Human rights groups have long noted that blasphemy laws in Pakistan are often exploited to settle personal rivalries or persecute minorities. Despite numerous arrests and death sentences issued for blasphemy since the late 1980s and early 1990s, no one has been executed by order of the courts or government.
Safety concerns remain
While the acquittal ends a painful chapter in Bhatti’s life, acquittal does not equal safety in Pakistan. Christians cleared of blasphemy charges face violent reprisals from extremists, and many must live in hiding indefinitely.
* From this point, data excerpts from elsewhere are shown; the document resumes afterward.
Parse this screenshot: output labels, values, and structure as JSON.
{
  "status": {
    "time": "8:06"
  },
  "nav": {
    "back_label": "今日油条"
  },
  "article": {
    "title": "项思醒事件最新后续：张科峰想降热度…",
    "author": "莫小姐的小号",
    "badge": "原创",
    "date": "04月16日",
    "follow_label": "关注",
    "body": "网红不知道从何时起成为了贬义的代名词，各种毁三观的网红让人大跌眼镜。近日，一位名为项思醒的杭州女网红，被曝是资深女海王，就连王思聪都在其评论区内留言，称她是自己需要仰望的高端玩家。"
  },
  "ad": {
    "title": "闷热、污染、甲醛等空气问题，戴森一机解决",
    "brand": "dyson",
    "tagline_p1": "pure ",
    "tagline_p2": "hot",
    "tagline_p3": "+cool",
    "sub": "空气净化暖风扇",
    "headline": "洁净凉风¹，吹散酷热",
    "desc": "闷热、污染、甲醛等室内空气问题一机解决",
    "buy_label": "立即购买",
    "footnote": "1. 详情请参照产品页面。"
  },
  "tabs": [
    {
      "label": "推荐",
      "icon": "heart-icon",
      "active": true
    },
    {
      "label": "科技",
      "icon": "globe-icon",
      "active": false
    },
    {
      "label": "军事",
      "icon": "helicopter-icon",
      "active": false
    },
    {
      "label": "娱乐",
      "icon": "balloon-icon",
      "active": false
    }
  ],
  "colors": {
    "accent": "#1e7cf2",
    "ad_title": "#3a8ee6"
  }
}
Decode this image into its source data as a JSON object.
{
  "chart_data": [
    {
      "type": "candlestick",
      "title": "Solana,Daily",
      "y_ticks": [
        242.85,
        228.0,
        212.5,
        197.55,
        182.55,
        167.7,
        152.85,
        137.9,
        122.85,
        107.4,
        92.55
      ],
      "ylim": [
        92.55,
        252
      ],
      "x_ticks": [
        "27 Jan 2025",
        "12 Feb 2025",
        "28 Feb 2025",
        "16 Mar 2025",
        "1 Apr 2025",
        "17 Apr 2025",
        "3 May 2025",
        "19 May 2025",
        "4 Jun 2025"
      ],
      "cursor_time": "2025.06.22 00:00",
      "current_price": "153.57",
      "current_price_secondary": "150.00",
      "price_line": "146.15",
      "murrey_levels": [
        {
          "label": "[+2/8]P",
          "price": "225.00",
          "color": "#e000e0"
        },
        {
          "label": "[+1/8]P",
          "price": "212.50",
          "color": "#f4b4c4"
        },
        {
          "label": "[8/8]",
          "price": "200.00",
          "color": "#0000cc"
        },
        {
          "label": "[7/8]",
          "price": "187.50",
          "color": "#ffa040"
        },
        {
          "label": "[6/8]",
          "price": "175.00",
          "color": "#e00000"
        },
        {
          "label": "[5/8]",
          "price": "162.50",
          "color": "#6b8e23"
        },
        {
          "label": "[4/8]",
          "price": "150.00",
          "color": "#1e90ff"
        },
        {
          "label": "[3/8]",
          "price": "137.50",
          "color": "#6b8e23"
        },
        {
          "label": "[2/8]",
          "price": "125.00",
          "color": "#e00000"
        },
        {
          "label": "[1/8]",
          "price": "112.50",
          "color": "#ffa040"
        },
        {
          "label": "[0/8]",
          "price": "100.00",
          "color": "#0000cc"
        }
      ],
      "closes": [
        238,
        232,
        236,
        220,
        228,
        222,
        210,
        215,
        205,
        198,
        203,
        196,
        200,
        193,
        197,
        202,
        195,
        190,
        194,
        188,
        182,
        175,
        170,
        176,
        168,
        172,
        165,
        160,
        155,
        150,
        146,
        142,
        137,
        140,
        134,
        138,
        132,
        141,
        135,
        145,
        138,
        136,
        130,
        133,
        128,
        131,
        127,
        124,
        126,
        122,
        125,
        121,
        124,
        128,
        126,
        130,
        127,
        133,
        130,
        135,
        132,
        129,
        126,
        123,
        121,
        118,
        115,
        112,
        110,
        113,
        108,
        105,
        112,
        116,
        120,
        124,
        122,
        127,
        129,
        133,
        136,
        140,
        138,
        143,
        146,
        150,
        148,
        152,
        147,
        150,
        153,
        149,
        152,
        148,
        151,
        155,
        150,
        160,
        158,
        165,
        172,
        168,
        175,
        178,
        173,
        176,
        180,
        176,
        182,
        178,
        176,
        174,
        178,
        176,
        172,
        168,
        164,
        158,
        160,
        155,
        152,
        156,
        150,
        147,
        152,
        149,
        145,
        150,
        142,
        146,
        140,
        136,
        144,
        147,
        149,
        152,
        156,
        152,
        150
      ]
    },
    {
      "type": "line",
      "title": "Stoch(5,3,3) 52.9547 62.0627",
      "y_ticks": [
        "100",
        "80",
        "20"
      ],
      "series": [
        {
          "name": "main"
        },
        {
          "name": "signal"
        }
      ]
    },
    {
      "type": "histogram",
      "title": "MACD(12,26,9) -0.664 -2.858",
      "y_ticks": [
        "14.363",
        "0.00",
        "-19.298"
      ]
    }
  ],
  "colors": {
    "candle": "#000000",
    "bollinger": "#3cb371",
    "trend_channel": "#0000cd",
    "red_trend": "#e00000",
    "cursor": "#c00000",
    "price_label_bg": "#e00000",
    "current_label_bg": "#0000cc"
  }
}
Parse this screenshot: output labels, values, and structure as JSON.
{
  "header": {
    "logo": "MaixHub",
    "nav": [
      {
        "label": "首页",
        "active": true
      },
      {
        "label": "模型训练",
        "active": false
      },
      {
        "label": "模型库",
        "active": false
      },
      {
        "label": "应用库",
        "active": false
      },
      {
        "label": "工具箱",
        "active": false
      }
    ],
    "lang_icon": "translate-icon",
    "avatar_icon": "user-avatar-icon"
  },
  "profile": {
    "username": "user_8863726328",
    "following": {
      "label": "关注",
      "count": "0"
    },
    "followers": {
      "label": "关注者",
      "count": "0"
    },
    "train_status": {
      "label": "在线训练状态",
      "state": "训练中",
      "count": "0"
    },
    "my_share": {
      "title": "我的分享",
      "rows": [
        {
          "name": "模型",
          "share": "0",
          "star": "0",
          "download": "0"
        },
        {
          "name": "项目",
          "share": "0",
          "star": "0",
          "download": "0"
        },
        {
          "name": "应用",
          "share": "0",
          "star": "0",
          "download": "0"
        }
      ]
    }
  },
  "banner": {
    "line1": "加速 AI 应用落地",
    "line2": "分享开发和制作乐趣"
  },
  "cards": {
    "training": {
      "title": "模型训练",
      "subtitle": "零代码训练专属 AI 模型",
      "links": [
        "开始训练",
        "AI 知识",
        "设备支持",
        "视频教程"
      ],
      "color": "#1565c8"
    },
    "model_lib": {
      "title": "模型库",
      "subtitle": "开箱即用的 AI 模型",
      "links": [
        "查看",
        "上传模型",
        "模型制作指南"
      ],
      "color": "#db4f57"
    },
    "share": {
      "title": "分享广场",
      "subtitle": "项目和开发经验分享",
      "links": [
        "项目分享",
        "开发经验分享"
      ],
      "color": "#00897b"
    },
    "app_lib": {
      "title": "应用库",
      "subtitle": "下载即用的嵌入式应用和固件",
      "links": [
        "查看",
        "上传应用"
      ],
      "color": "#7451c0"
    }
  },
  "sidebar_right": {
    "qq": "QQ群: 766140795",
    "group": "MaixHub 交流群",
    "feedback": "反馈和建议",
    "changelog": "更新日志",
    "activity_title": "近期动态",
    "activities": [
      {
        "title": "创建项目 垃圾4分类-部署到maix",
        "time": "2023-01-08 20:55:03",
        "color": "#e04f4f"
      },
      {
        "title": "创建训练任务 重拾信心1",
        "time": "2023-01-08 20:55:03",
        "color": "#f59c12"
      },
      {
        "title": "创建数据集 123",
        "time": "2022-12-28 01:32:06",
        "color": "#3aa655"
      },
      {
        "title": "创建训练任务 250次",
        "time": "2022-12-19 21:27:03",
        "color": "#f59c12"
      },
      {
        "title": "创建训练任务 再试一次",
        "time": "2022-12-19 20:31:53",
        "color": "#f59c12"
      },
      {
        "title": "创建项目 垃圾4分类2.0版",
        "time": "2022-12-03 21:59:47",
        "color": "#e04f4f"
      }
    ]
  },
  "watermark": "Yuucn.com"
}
Bhatti’s case has drawn national and international attention, putting him and his wife in greater danger. The British Asian Christian Association has written to the UK Home Office, Foreign Office, and several British parliamentarians including Lord Alton, Baroness Warsi, Joe Powell MP and Jim Shannon MP, urging urgent intervention to secure asylum for the couple.
The organisation says it must urgently provide a new safe house in Pakistan, round-the-clock security to protect the couple from extremist retaliation, and medical treatment and living expenses until asylum can be secured.
Bhatti now faces the challenge of rebuilding his life after 13 years of imprisonment while caring for his elderly and ailing wife, all while navigating the threat of violence that continues to loom over those acquitted of blasphemy charges in Pakistan.